EL PORNO CAMBIA EL CEREBRO

Las neuronas que se incendian juntas, se cablean también juntas. De la misma forma que otras sustancias adictivas, el porno inunda el cerebro con dopamina. La excesiva liberación de químicos cerebrales, pasando vez tras vez, reprograma el sistema de recompensa del cerebro, cambiando el panorama del cerebro del espectador. Esto puede resultar en un incrementado apetito por pornografía.

  • EL ver pornografía crea nuevos patrones neurológicos en el cerebro.
  • Mientras más lo uses, más fuertes las conexiones neurológicas serán y más difícil será parar.
  • Eso no significa que uno no pueda parar.
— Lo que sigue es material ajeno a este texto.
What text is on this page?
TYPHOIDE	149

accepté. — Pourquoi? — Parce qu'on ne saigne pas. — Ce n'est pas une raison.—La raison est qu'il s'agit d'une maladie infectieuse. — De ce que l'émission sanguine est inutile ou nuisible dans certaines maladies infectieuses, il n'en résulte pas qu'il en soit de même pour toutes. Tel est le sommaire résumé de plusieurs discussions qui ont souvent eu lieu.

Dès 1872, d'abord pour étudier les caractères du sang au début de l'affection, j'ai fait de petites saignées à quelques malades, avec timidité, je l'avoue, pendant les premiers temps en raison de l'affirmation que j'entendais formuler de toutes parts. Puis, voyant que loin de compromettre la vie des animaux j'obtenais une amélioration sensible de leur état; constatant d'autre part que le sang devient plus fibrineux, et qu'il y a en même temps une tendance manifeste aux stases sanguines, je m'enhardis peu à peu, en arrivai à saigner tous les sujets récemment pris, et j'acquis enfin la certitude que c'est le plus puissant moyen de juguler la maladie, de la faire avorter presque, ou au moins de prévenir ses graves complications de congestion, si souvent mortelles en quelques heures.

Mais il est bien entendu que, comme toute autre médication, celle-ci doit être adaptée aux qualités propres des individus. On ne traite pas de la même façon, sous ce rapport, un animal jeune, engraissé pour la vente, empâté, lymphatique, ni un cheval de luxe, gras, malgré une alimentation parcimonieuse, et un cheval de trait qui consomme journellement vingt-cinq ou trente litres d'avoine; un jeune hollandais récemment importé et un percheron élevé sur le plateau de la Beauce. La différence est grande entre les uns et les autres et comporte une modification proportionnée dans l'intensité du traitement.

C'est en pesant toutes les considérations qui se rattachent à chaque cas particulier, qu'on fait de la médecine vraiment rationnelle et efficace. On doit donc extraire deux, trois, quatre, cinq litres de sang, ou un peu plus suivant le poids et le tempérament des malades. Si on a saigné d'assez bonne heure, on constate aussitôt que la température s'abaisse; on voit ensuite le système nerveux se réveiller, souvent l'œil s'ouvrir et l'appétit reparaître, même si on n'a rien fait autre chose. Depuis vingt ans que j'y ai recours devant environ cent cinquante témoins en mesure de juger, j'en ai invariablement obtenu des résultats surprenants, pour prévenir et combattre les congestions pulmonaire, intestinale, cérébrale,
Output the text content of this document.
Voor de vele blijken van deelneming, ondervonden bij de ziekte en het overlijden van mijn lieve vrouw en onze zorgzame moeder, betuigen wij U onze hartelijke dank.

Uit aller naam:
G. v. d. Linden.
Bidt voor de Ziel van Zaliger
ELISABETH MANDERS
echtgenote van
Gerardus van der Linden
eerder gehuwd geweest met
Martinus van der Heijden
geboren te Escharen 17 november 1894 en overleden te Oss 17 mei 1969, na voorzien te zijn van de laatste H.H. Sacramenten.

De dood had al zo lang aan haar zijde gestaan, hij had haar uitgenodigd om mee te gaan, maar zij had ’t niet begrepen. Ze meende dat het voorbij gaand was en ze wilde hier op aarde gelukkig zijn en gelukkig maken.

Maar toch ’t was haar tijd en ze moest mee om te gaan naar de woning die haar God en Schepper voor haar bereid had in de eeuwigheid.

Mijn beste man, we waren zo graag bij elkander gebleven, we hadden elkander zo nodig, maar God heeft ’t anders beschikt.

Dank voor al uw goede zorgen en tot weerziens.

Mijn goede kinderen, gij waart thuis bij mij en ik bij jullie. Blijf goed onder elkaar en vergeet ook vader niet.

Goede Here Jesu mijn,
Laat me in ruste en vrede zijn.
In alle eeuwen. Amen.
Uno puede reconstruir esos patrones neurológicos evitando la pornografía y buscando alternativas saludables.

EL PORNO ES ADICTIVO

No fue hace mucho que doctores e investigadores creyeron que, para que algo sea adictivo, tenía que haber en la ecuación una sustancia foránea que uno introduce en su cuerpo, como cigarrillos, alcohol o drogas.

  • El porno puede ser adictivo por los neuroquímicos liberados en el sistema de recompensa cerebral.
  • La tolerancia a la pornografía puede ser desarrollada, haciendo que uno termine necesitando más de la misma en formas más extremas.
  • Los pornógrafos prometen un placer saludable y alivio de la tensión sexual, pero, lo que ellos frecuentemente dan es una adicción, tolerancia y un eventual declive del placer.

EL PORNO AFECTA TU COMPORTAMIENTO

Muchos usuarios de porno se encuentran a sí mismos excitados por cosas que antes les solían repugnar, o que van en contra de lo que ellos moralmente creen correcto. Y una vez que comienzan a ver actos sexuales peligrosos y extremos, estos usuarios de porno están siendo enseñados que tales comportamientos son más normales y comunes de los mismos que realmente son.

  • Los usuarios de porno tienden a pensar que lo que ellos ven es un comportamiento normal, e incluso esperan tales maneras de actuar de sus parejas.
  • Usuarios habituales tienen mayor actitud de aceptación a la violencia y reportan sentirse menos empáticos hacia las víctimas de violación.

¿Recuerdas haber oído la frase “Mono ve, mono hace”? Suena simple, pero es, de hecho, una ilustración de una muy compleja ciencia cerebral.

Los humanos, monos y otros mamíferos tienen algo en su cerebro llamado “vía de recompensa”. Parte del trabajo de la vía de recompensa es promover una vida saludable por medio de recompensarnos cuando hacemos algo que nos mantiene vivos (dígase, comer); crea una nueva vida, [es decir, sexo] o enriquece nuestra vida con experiencias satisfactorias y relaciones.

La forma en que nos “recompensa” es por medio de bombear químicos, especialmente uno llamado “dopamina”, a través del cerebro. La dopamina nos hace sentir maravillosamente bien, pero sus efectos no son siempre temporales. Mientras uno disfruta ese buen sentimiento, está también creando nuevos patrones en el cerebro, conectando las diferentes partes de la experiencia que uno tuvo, para así recordar hacerlo otra vez. Es por eso que los tipos de comportamiento que ligamos a la respuesta de placer tienden a convertirse en hábitos que quedan con uno.

Cuando el proceso de aprendizaje de este químico sucede con comportamientos saludables, nos ayuda a vivir bien, pero, cuando sucede con comportamientos no saludables y ocultos, entonces se produce el efecto opuesto.

Así que, cuando alguien está viendo porno, mientras piensan que sólo están entreteniéndose, su cerebro está ocupado construyendo patrones entre lo que sea que sucede en sus pantallas y los sentimientos de excitación. Es aquí donde se vuelve complicado: La clase de porno que un usuario ve puede – y de hecho, así sucede – cambiar al pasar el tiempo. Entonces, según el cerebro continuamente cablea o conecta lo que están viendo con sentirse excitados, lo que los estimula puede cambiar también.

EL PORNO ES PROGRESIVO

Por la naturaleza de la adicción, en orden de dar un sentimiento de normalidad, el individuo usualmente necesita incrementar su dosis de porno. Inclusive el material que busca en mas fuerte. Con el paso del tiempo el apetito lo lleva a buscar cosas mucho mas fuertes para poder satisfacer el nivel de urgencia.

  • Muchos de los usuarios comienzan con porno gratis pero no terminan ahi.
  • Comienzas a necesitar versiones extremas de pornografía y mas seguido a buscar los mismos efectos.
  • Ver pornografía se convierte en un alivio al dolor y la soución de el estres.